Despite occasional comments that the world would be better off without religion, I like to think of myself as an agnostic who is at the very least sympathetic to religion, and certainly fascinated by it. I once described it to a professor with the metaphor of watching people dance without being able to hear the music.

It’s no wonder then that I was attracted by the title alone to Michael Shermer’s _How We Believe: The Search for God in an Age of Science_. Shermer is better known as head of the Skeptics Society and for his _Why People Believe Weird Things_, and while it might not seem likely from these credentials, Shermer is — by his own account — sympathetic to religious belief himself. Perhaps not sympathetic — understanding. That fact sets him as an outsider looking in on religious belief.

That wasn’t always the case. There was a period when Shermer considered himself a Christian. A fundamentalist, even. He once gave a professor a copy of Hal Lindsey’s _The Late, Great Planet Earth_ in an effort to proselytize. Instead of seeing the light, the professor

Saw red and hammered out a two-page, single-space typed list of problems with Lindsey’s book. I still have the list, folded and tucked neatly into my copy of the book. (6)

Eventually Shermer abandoned the Christian worldview for a materialist view of the world. He was still intrigued by religion, though, and this led eventually to him exploring how people believe.

This is not to be confused with the question of “Why people believe.” Shermer begins the book by explaining “the God problem” is insoluble. He is not out to disprove God’s existence, for that can’t be done, he argues. He also holds that God’s existence can’t be proved, and that therefore the most logical position for him is that of agnosticism.

To explain further, Shermer uses Donald Symons’ question, “Do you believe in [fill in any three letters] exists?” then quotes Symons extensively:

You have to know more about what’s in the brackets and how its existence or nonexistence might be determined or, at least, what kinds of evidence might potentially bear on the question. If you find out that the questioner has no ideas about the characteristics of the [      ] (such as, for example, whether it is made of matter), and more importantly, states that no conceivable observation could have any bearing on the existence/nonexistence question, then to me the original question is meaningless, or incoherent, or empty, or some similar concept. (10)

Since we cannot know — in a scientific sense — any of these characteristics, then it becomes a matter of faith. And that’s more or less where Shermer leaves it.

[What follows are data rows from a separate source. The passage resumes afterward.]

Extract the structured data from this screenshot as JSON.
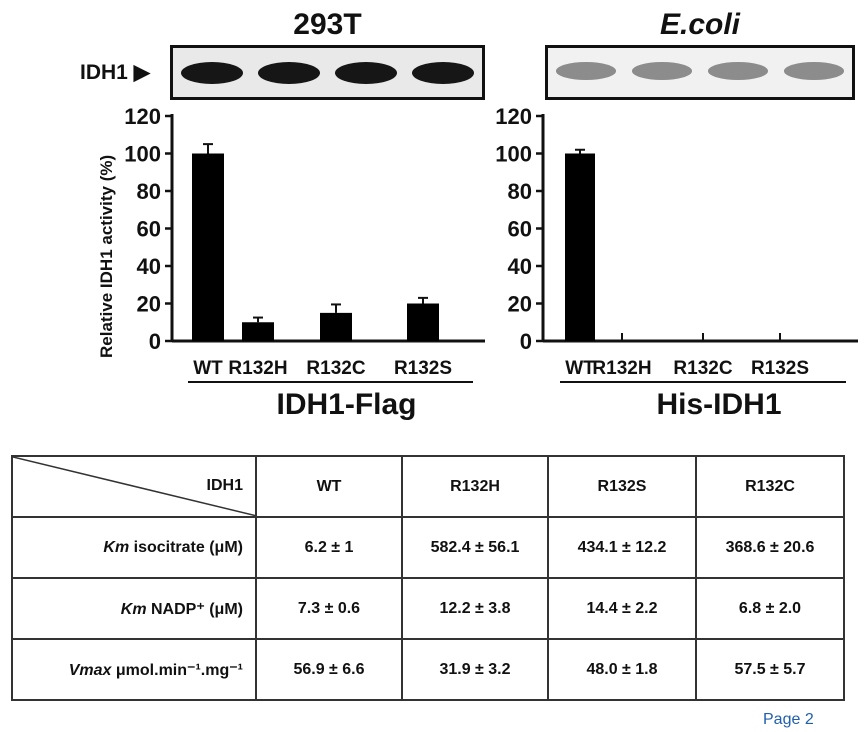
{
  "panels": [
    {
      "title": "293T",
      "title_italic": false,
      "band_label": "IDH1",
      "group_label": "IDH1-Flag",
      "band_color": "#0b0b0b",
      "band_bg": "#e9e9e9"
    },
    {
      "title": "E.coli",
      "title_italic": true,
      "band_label": "",
      "group_label": "His-IDH1",
      "band_color": "#6a6a6a",
      "band_bg": "#f1f1f1"
    }
  ],
  "chart_data": [
    {
      "type": "bar",
      "title": "293T",
      "ylabel": "Relative IDH1 activity (%)",
      "xlabel": "IDH1-Flag",
      "categories": [
        "WT",
        "R132H",
        "R132C",
        "R132S"
      ],
      "values": [
        100,
        10,
        15,
        20
      ],
      "errors": [
        5,
        2.5,
        4.5,
        3
      ],
      "ylim": [
        0,
        120
      ],
      "yticks": [
        0,
        20,
        40,
        60,
        80,
        100,
        120
      ],
      "bar_color": "#000000"
    },
    {
      "type": "bar",
      "title": "E.coli",
      "ylabel": "",
      "xlabel": "His-IDH1",
      "categories": [
        "WT",
        "R132H",
        "R132C",
        "R132S"
      ],
      "values": [
        100,
        0,
        0,
        0
      ],
      "errors": [
        2,
        0,
        0,
        0
      ],
      "ylim": [
        0,
        120
      ],
      "yticks": [
        0,
        20,
        40,
        60,
        80,
        100,
        120
      ],
      "bar_color": "#000000"
    }
  ],
  "table": {
    "corner_label": "IDH1",
    "headers": [
      "WT",
      "R132H",
      "R132S",
      "R132C"
    ],
    "rows": [
      {
        "label_em": "Km",
        "label_rest": " isocitrate (μM)",
        "cells": [
          "6.2 ± 1",
          "582.4 ± 56.1",
          "434.1 ± 12.2",
          "368.6 ± 20.6"
        ]
      },
      {
        "label_em": "Km",
        "label_rest": " NADP⁺ (μM)",
        "cells": [
          "7.3 ± 0.6",
          "12.2 ± 3.8",
          "14.4 ± 2.2",
          "6.8 ± 2.0"
        ]
      },
      {
        "label_em": "Vmax",
        "label_rest": " μmol.min⁻¹.mg⁻¹",
        "cells": [
          "56.9 ± 6.6",
          "31.9 ± 3.2",
          "48.0 ± 1.8",
          "57.5 ± 5.7"
        ]
      }
    ]
  },
  "footer": {
    "page_label": "Page 2"
  }
}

Shermer’s goal, then, is to explore the notion of belief from a strictly psychological, biological, generally scientific point of view. In other words, how did belief evolve?

To do this, posits “The Belief Engine.” Humans are pattern-seeking animals, Shermer notes, and “humans evolved a Belief Engine whose function it is to seek patterns and find causal relationships, and in the process makes mistakes in thinking” (39). Religion is not the inevitable outcome, though: “under certain conditions it leads to magical thinking while under different circumstances it leads to scientific thinking” (38). Yet how could this possibly work?

Humans evolved to be skilled pattern-seeking creatures. Those who were best at finding patterns (standing upwind of game animals is bad for the hut, cow manure is good for the crops) left behind the most offspring. We are their descendants. The problem in seeking and finding patterns is knowing which ones are meaningful and which ones are not. Unfortunately are brains are not always good at determining the difference. The reason is that discovering a meaningless pattern (painting animals on a cave wall before a hunt) usually does no harm and may even do some good in reducing anxiety in certain environments (38).

Shermer then outlines two kinds of thinking errors:

Type 1 Error: Believing a falsehood

Type 2 Error: Rejecting a truth

Shermer continues:

In some cases, neither of these errors will automatically get us killed, so we can live with them. […] The Belief Engine is an evolved mechanism for helping us survive, because in addition to committing Type 1 and Type 2 errors, we also commit what we might call a _Type 1 Hit: not believing a falsehood_ and a _Type 2 Hit: Believing a truth_.

One might wonder whether the book at this point is starting to take a somewhat antagonistic view of religion. It’s an almost a Golden Bough-ian view of religion: cave paintings and magical thinking led eventually to cathedrals and theology.